Nearly all older adults prefer to age in their homes and their communities as opposed to an institutional facility (See Farber et al. 2011). To act on this preference, the houses and local communities where older adults reside must be made far more age friendly. That is, major efforts are required to modify existing and design new single-and multifamily housing units, all public and private sector buildings, and the community level infrastructure of streets, pedestrian walkways and crossing signals, signage and lighting, as well as outdoor parks, recreation, and entertainment facilities to accommodate an aging population (Lawler, 2015; Feather, 2015; Hodin, 2015; Irving 2016).

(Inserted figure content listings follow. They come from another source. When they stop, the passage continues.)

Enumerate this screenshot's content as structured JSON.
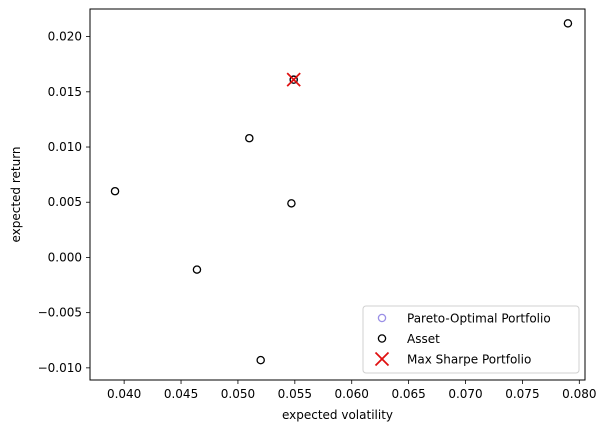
{
  "chart_data": {
    "type": "scatter",
    "xlabel": "expected volatility",
    "ylabel": "expected return",
    "xlim": [
      0.037,
      0.0805
    ],
    "ylim": [
      -0.0111,
      0.0225
    ],
    "xticks": [
      0.04,
      0.045,
      0.05,
      0.055,
      0.06,
      0.065,
      0.07,
      0.075,
      0.08
    ],
    "xtick_labels": [
      "0.040",
      "0.045",
      "0.050",
      "0.055",
      "0.060",
      "0.065",
      "0.070",
      "0.075",
      "0.080"
    ],
    "yticks": [
      -0.01,
      -0.005,
      0.0,
      0.005,
      0.01,
      0.015,
      0.02
    ],
    "ytick_labels": [
      "−0.010",
      "−0.005",
      "0.000",
      "0.005",
      "0.010",
      "0.015",
      "0.020"
    ],
    "grid": false,
    "legend_position": "lower-right",
    "series": [
      {
        "name": "Pareto-Optimal Portfolio",
        "marker": "open-circle",
        "color": "#9a8fe6",
        "points": [
          [
            0.0549,
            0.0161
          ]
        ]
      },
      {
        "name": "Asset",
        "marker": "open-circle",
        "color": "#000000",
        "points": [
          [
            0.0392,
            0.006
          ],
          [
            0.0464,
            -0.0011
          ],
          [
            0.051,
            0.0108
          ],
          [
            0.052,
            -0.0093
          ],
          [
            0.0547,
            0.0049
          ],
          [
            0.0549,
            0.0161
          ],
          [
            0.079,
            0.0212
          ]
        ]
      },
      {
        "name": "Max Sharpe Portfolio",
        "marker": "x",
        "color": "#e01010",
        "points": [
          [
            0.0549,
            0.0161
          ]
        ]
      }
    ]
  }
}
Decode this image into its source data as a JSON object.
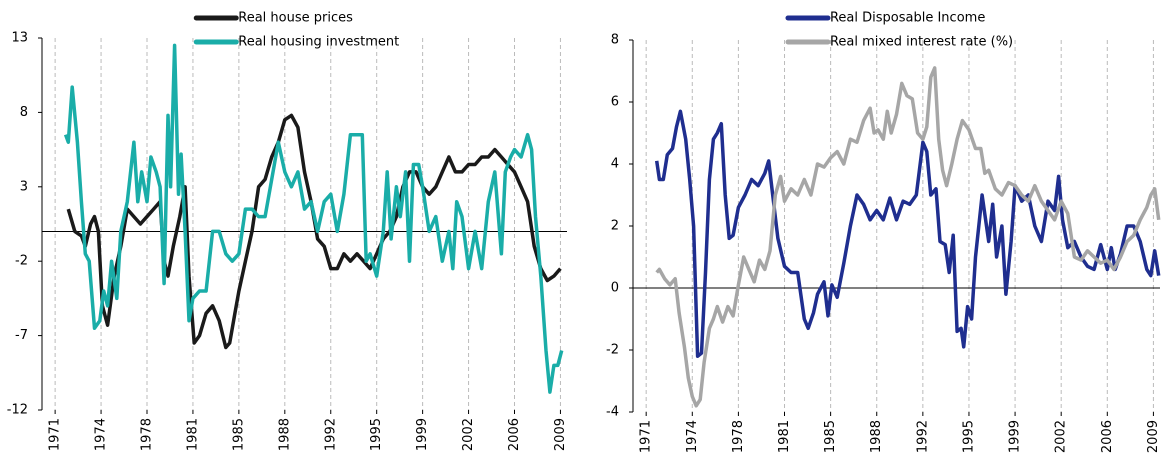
{
  "chart_data": [
    {
      "type": "line",
      "legend": "top",
      "grid": true,
      "xlim": [
        1970,
        2010
      ],
      "ylim": [
        -12,
        13
      ],
      "yticks": [
        -12,
        -7,
        -2,
        3,
        8,
        13
      ],
      "xticks": [
        1971,
        {
          "value": 1974.5,
          "label": "1974"
        },
        1978,
        {
          "value": 1981.5,
          "label": "1981"
        },
        1985,
        {
          "value": 1988.5,
          "label": "1988"
        },
        1992,
        {
          "value": 1995.5,
          "label": "1995"
        },
        1999,
        {
          "value": 2002.5,
          "label": "2002"
        },
        2006,
        {
          "value": 2009.5,
          "label": "2009"
        }
      ],
      "series": [
        {
          "name": "Real house prices",
          "color": "#1a1a1a",
          "x": [
            1972,
            1972.5,
            1973,
            1973.3,
            1973.7,
            1974,
            1974.3,
            1974.6,
            1975,
            1975.5,
            1976,
            1976.5,
            1977,
            1977.5,
            1978,
            1978.5,
            1979,
            1979.3,
            1979.6,
            1980,
            1980.5,
            1980.9,
            1981.2,
            1981.6,
            1982,
            1982.5,
            1983,
            1983.5,
            1984,
            1984.3,
            1984.7,
            1985,
            1985.5,
            1986,
            1986.5,
            1987,
            1987.5,
            1988,
            1988.5,
            1989,
            1989.5,
            1990,
            1990.5,
            1991,
            1991.5,
            1992,
            1992.5,
            1993,
            1993.5,
            1994,
            1994.5,
            1995,
            1995.5,
            1996,
            1996.5,
            1997,
            1997.5,
            1998,
            1998.5,
            1999,
            1999.5,
            2000,
            2000.5,
            2001,
            2001.5,
            2002,
            2002.5,
            2003,
            2003.5,
            2004,
            2004.5,
            2005,
            2005.5,
            2006,
            2006.5,
            2007,
            2007.5,
            2008,
            2008.5,
            2009,
            2009.5
          ],
          "values": [
            1.5,
            0,
            -0.3,
            -1,
            0.5,
            1,
            0,
            -5,
            -6.3,
            -3,
            -1,
            1.5,
            1,
            0.5,
            1,
            1.5,
            2,
            -2,
            -3,
            -1,
            1,
            3,
            -3,
            -7.5,
            -7,
            -5.5,
            -5,
            -6,
            -7.8,
            -7.5,
            -5.5,
            -4,
            -2,
            0,
            3,
            3.5,
            5,
            6,
            7.5,
            7.8,
            7,
            4,
            2,
            -0.5,
            -1,
            -2.5,
            -2.5,
            -1.5,
            -2,
            -1.5,
            -2,
            -2.5,
            -1.5,
            -0.5,
            0,
            1,
            3,
            4,
            4,
            3,
            2.5,
            3,
            4,
            5,
            4,
            4,
            4.5,
            4.5,
            5,
            5,
            5.5,
            5,
            4.5,
            4,
            3,
            2,
            -1,
            -2.5,
            -3.3,
            -3,
            -2.5
          ]
        },
        {
          "name": "Real housing investment",
          "color": "#1aada8",
          "x": [
            1971.8,
            1972,
            1972.3,
            1972.7,
            1973,
            1973.3,
            1973.6,
            1974,
            1974.4,
            1974.7,
            1975,
            1975.3,
            1975.7,
            1976,
            1976.5,
            1977,
            1977.3,
            1977.6,
            1978,
            1978.3,
            1978.7,
            1979,
            1979.3,
            1979.6,
            1979.8,
            1980.1,
            1980.4,
            1980.6,
            1980.9,
            1981.2,
            1981.5,
            1982,
            1982.5,
            1983,
            1983.5,
            1984,
            1984.5,
            1985,
            1985.5,
            1986,
            1986.5,
            1987,
            1987.5,
            1988,
            1988.5,
            1989,
            1989.5,
            1990,
            1990.5,
            1991,
            1991.5,
            1992,
            1992.5,
            1993,
            1993.5,
            1994,
            1994.4,
            1994.7,
            1995,
            1995.5,
            1996,
            1996.3,
            1996.6,
            1997,
            1997.3,
            1997.7,
            1998,
            1998.3,
            1998.7,
            1999,
            1999.5,
            2000,
            2000.5,
            2001,
            2001.3,
            2001.6,
            2002,
            2002.5,
            2003,
            2003.5,
            2004,
            2004.5,
            2005,
            2005.3,
            2005.7,
            2006,
            2006.5,
            2007,
            2007.3,
            2007.6,
            2008,
            2008.4,
            2008.7,
            2009,
            2009.3,
            2009.6
          ],
          "values": [
            6.5,
            6,
            9.7,
            6,
            2,
            -1.5,
            -2,
            -6.5,
            -6,
            -4,
            -5,
            -2,
            -4.5,
            0,
            2,
            6,
            2,
            4,
            2,
            5,
            4,
            3,
            -3.5,
            7.8,
            3,
            12.5,
            2.5,
            5.2,
            0,
            -6,
            -4.5,
            -4,
            -4,
            0,
            0,
            -1.5,
            -2,
            -1.5,
            1.5,
            1.5,
            1,
            1,
            3.5,
            6,
            4,
            3,
            4,
            1.5,
            2,
            0,
            2,
            2.5,
            0,
            2.5,
            6.5,
            6.5,
            6.5,
            -2,
            -1.5,
            -3,
            0,
            4,
            -0.5,
            3,
            1,
            4,
            -2,
            4.5,
            4.5,
            3,
            0,
            1,
            -2,
            0,
            -2.5,
            2,
            1,
            -2.5,
            0,
            -2.5,
            2,
            4,
            -1.5,
            4,
            5,
            5.5,
            5,
            6.5,
            5.5,
            1,
            -3,
            -8,
            -10.8,
            -9,
            -9,
            -8
          ]
        }
      ]
    },
    {
      "type": "line",
      "legend": "top",
      "grid": true,
      "xlim": [
        1970,
        2010
      ],
      "ylim": [
        -4,
        8
      ],
      "yticks": [
        -4,
        -2,
        0,
        2,
        4,
        6,
        8
      ],
      "xticks": [
        1971,
        {
          "value": 1974.5,
          "label": "1974"
        },
        1978,
        {
          "value": 1981.5,
          "label": "1981"
        },
        1985,
        {
          "value": 1988.5,
          "label": "1988"
        },
        1992,
        {
          "value": 1995.5,
          "label": "1995"
        },
        1999,
        {
          "value": 2002.5,
          "label": "2002"
        },
        2006,
        {
          "value": 2009.5,
          "label": "2009"
        }
      ],
      "series": [
        {
          "name": "Real Disposable Income",
          "color": "#1f2e8f",
          "x": [
            1971.8,
            1972,
            1972.3,
            1972.6,
            1973,
            1973.3,
            1973.6,
            1974,
            1974.3,
            1974.6,
            1974.9,
            1975.2,
            1975.5,
            1975.8,
            1976.1,
            1976.4,
            1976.7,
            1977,
            1977.3,
            1977.6,
            1978,
            1978.5,
            1979,
            1979.5,
            1980,
            1980.3,
            1980.6,
            1981,
            1981.5,
            1982,
            1982.5,
            1983,
            1983.3,
            1983.7,
            1984,
            1984.5,
            1984.8,
            1985.1,
            1985.5,
            1986,
            1986.5,
            1987,
            1987.5,
            1988,
            1988.5,
            1989,
            1989.5,
            1990,
            1990.5,
            1991,
            1991.5,
            1992,
            1992.3,
            1992.6,
            1993,
            1993.3,
            1993.7,
            1994,
            1994.3,
            1994.6,
            1994.9,
            1995.1,
            1995.4,
            1995.7,
            1996,
            1996.5,
            1997,
            1997.3,
            1997.6,
            1998,
            1998.3,
            1998.7,
            1999,
            1999.5,
            2000,
            2000.5,
            2001,
            2001.5,
            2002,
            2002.3,
            2002.6,
            2003,
            2003.5,
            2004,
            2004.5,
            2005,
            2005.5,
            2006,
            2006.3,
            2006.6,
            2007,
            2007.5,
            2008,
            2008.5,
            2009,
            2009.3,
            2009.6,
            2009.9
          ],
          "values": [
            4.1,
            3.5,
            3.5,
            4.3,
            4.5,
            5.2,
            5.7,
            4.8,
            3.5,
            2.0,
            -2.2,
            -2.1,
            0.5,
            3.5,
            4.8,
            5.0,
            5.3,
            3.0,
            1.6,
            1.7,
            2.6,
            3.0,
            3.5,
            3.3,
            3.7,
            4.1,
            3.0,
            1.6,
            0.7,
            0.5,
            0.5,
            -1.0,
            -1.3,
            -0.8,
            -0.2,
            0.2,
            -0.9,
            0.1,
            -0.3,
            0.8,
            2.0,
            3.0,
            2.7,
            2.2,
            2.5,
            2.2,
            2.9,
            2.2,
            2.8,
            2.7,
            3.0,
            4.7,
            4.4,
            3.0,
            3.2,
            1.5,
            1.4,
            0.5,
            1.7,
            -1.4,
            -1.3,
            -1.9,
            -0.6,
            -1.0,
            1.0,
            3.0,
            1.5,
            2.7,
            1.0,
            2.0,
            -0.2,
            1.5,
            3.3,
            2.8,
            3.0,
            2.0,
            1.5,
            2.8,
            2.5,
            3.6,
            2.2,
            1.3,
            1.5,
            1.0,
            0.7,
            0.6,
            1.4,
            0.6,
            1.3,
            0.6,
            1.1,
            2.0,
            2.0,
            1.5,
            0.6,
            0.4,
            1.2,
            0.4
          ]
        },
        {
          "name": "Real mixed interest rate (%)",
          "color": "#a6a6a6",
          "x": [
            1971.8,
            1972,
            1972.4,
            1972.8,
            1973.2,
            1973.5,
            1973.9,
            1974.2,
            1974.5,
            1974.8,
            1975.1,
            1975.4,
            1975.8,
            1976.1,
            1976.4,
            1976.8,
            1977.2,
            1977.6,
            1978,
            1978.4,
            1978.8,
            1979.2,
            1979.6,
            1980,
            1980.4,
            1980.8,
            1981.2,
            1981.5,
            1982,
            1982.5,
            1983,
            1983.5,
            1984,
            1984.5,
            1985,
            1985.5,
            1986,
            1986.5,
            1987,
            1987.5,
            1988,
            1988.3,
            1988.6,
            1989,
            1989.3,
            1989.6,
            1990,
            1990.4,
            1990.8,
            1991.2,
            1991.6,
            1992,
            1992.3,
            1992.6,
            1992.9,
            1993.2,
            1993.5,
            1993.8,
            1994.2,
            1994.6,
            1995,
            1995.5,
            1996,
            1996.4,
            1996.7,
            1997,
            1997.5,
            1998,
            1998.5,
            1999,
            1999.5,
            2000,
            2000.5,
            2001,
            2001.5,
            2002,
            2002.5,
            2003,
            2003.5,
            2004,
            2004.5,
            2005,
            2005.5,
            2006,
            2006.5,
            2007,
            2007.5,
            2008,
            2008.5,
            2009,
            2009.3,
            2009.6,
            2009.9
          ],
          "values": [
            0.5,
            0.6,
            0.3,
            0.1,
            0.3,
            -0.8,
            -1.9,
            -2.9,
            -3.5,
            -3.8,
            -3.6,
            -2.4,
            -1.3,
            -1.0,
            -0.6,
            -1.1,
            -0.6,
            -0.9,
            0.1,
            1.0,
            0.6,
            0.2,
            0.9,
            0.6,
            1.2,
            3.0,
            3.6,
            2.8,
            3.2,
            3.0,
            3.5,
            3.0,
            4.0,
            3.9,
            4.2,
            4.4,
            4.0,
            4.8,
            4.7,
            5.4,
            5.8,
            5.0,
            5.1,
            4.8,
            5.7,
            5.0,
            5.6,
            6.6,
            6.2,
            6.1,
            5.0,
            4.8,
            5.2,
            6.8,
            7.1,
            4.8,
            3.8,
            3.3,
            4.0,
            4.8,
            5.4,
            5.1,
            4.5,
            4.5,
            3.7,
            3.8,
            3.2,
            3.0,
            3.4,
            3.3,
            3.0,
            2.8,
            3.3,
            2.8,
            2.5,
            2.2,
            2.8,
            2.4,
            1.0,
            0.9,
            1.2,
            1.0,
            0.8,
            0.9,
            0.6,
            1.0,
            1.5,
            1.7,
            2.2,
            2.6,
            3.0,
            3.2,
            2.2
          ]
        }
      ]
    }
  ]
}
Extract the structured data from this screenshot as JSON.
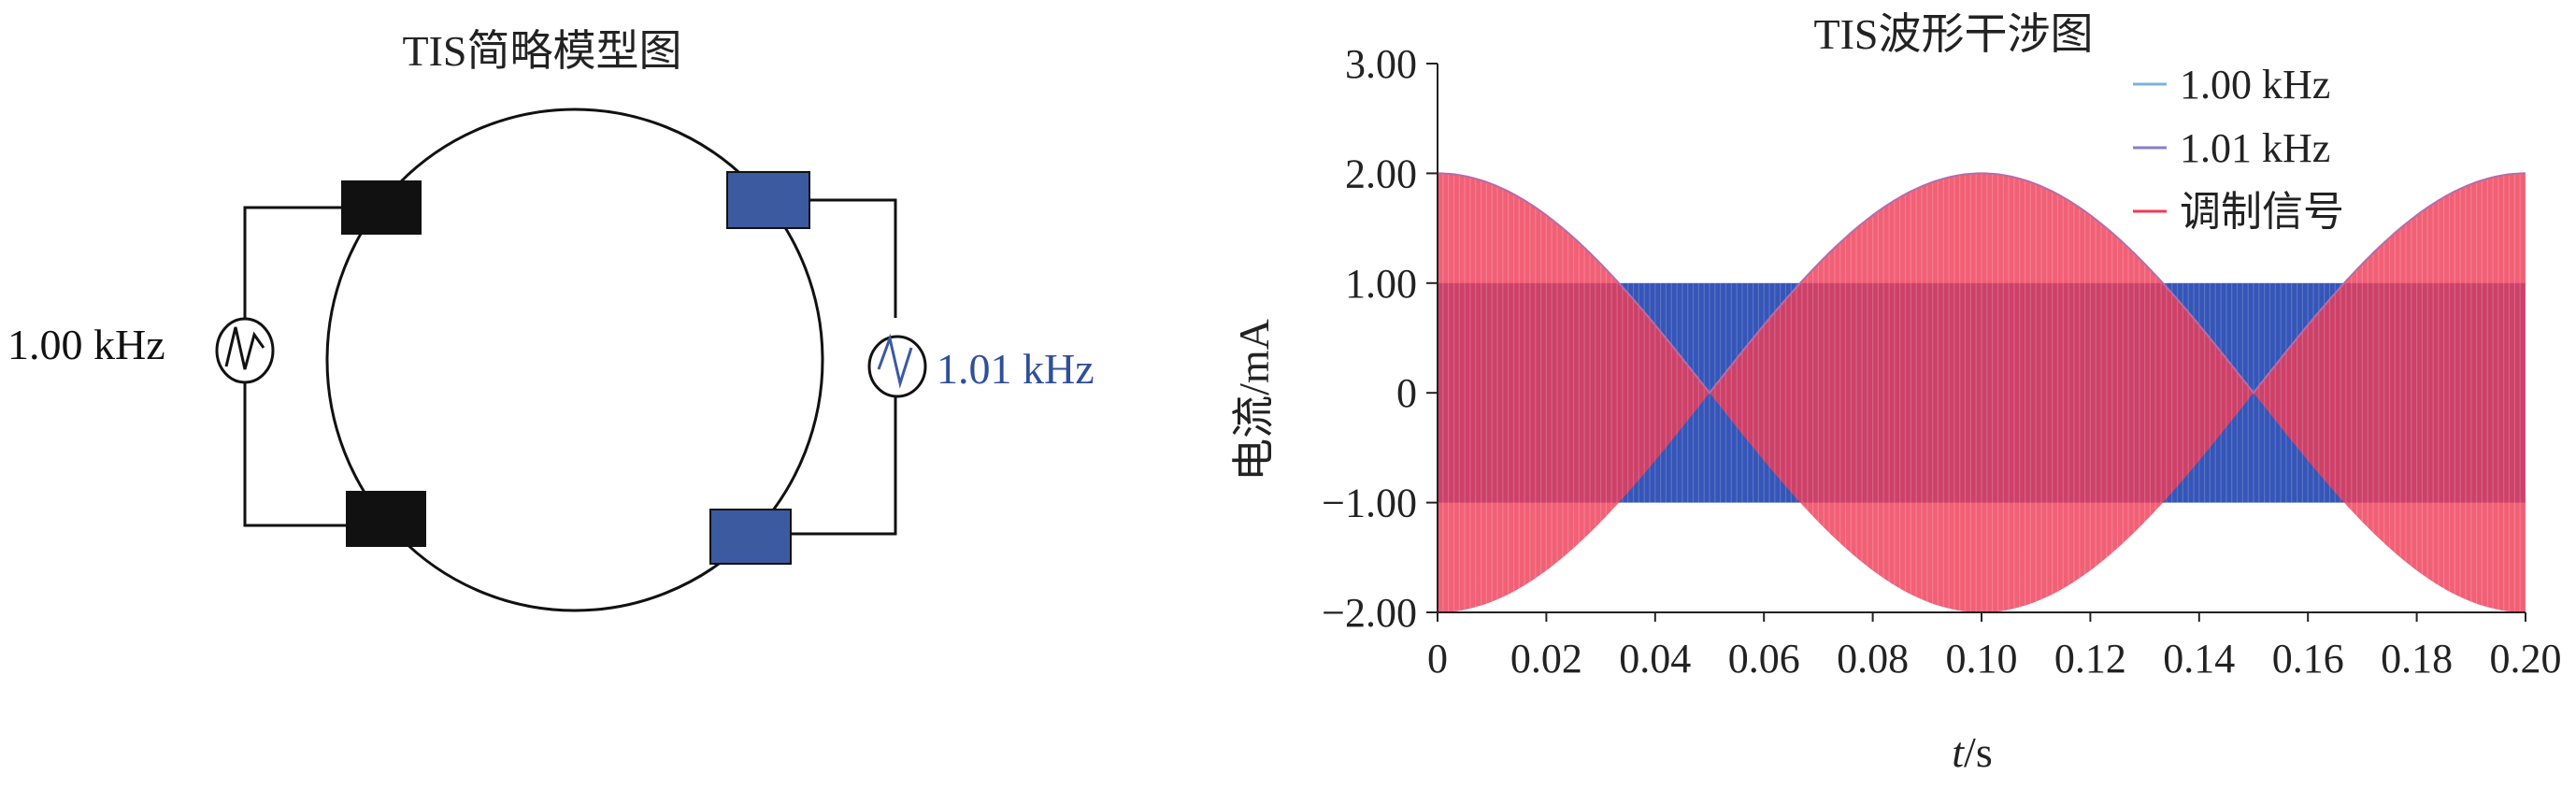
{
  "left_panel": {
    "title": "TIS简略模型图",
    "source_left_label": "1.00 kHz",
    "source_right_label": "1.01 kHz",
    "colors": {
      "left_electrode": "#111111",
      "right_electrode": "#3b5aa0",
      "right_label": "#2f4f9a"
    }
  },
  "chart_data": {
    "type": "line",
    "title": "TIS波形干涉图",
    "xlabel_italic": "t",
    "xlabel_unit": "/s",
    "ylabel": "电流/mA",
    "xlim": [
      0,
      0.2
    ],
    "ylim": [
      -2.0,
      3.0
    ],
    "x_ticks": [
      "0",
      "0.02",
      "0.04",
      "0.06",
      "0.08",
      "0.10",
      "0.12",
      "0.14",
      "0.16",
      "0.18",
      "0.20"
    ],
    "y_ticks": [
      "3.00",
      "2.00",
      "1.00",
      "0",
      "−1.00",
      "−2.00"
    ],
    "legend_position": "top-right",
    "series": [
      {
        "name": "1.00 kHz",
        "frequency_hz": 1000,
        "amplitude_ma": 1.0,
        "color": "#7ab3dc"
      },
      {
        "name": "1.01 kHz",
        "frequency_hz": 1010,
        "amplitude_ma": 1.0,
        "color": "#8a7fc0"
      },
      {
        "name": "调制信号",
        "envelope_peak_ma": 2.0,
        "beat_frequency_hz": 10,
        "color": "#f03a55"
      }
    ],
    "draw_colors": {
      "carrier_fill": "#3555b8",
      "modulated_fill": "#ef3d58",
      "envelope_line": "#b56ca8"
    }
  }
}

In 2006, the World Health Organization (WHO) created a toolkit to guide the development of age-friendly communities (WHO, 2007). Subsequently adopted by AARP, the toolkit identifies eight domains of livability in which planning is required in order for communities to become great for people of all ages: outdoor spaces and buildings, transportation, housing, social participation, respect and social inclusion, civic participation and employment, communication and information, and community and health services (AARP, 2017). In each of these domains, WHO and AARP provide concrete planning guidelines and checklists for local officials to follow in their efforts to create age friendly communities.
To ensure that the nation’s rapidly growing senior population is able to age in place for as long as humanly possible, research suggests that WHO/AARP-inspired communitylevel planning must be anchored in sound local demographic intelligence on both the characteristics of older adults and their increasingly diverse living arrangements (Johnson and Parnell, 2016-17). Among the demographic considerations is the way the now five generations that make up the U.S. population—pre-boomers, boomers, Generation X, Generation Y, and Generation Z–are sorting themselves out residentially in urban and rural communities throughout the country (Blumenfeld, 2014).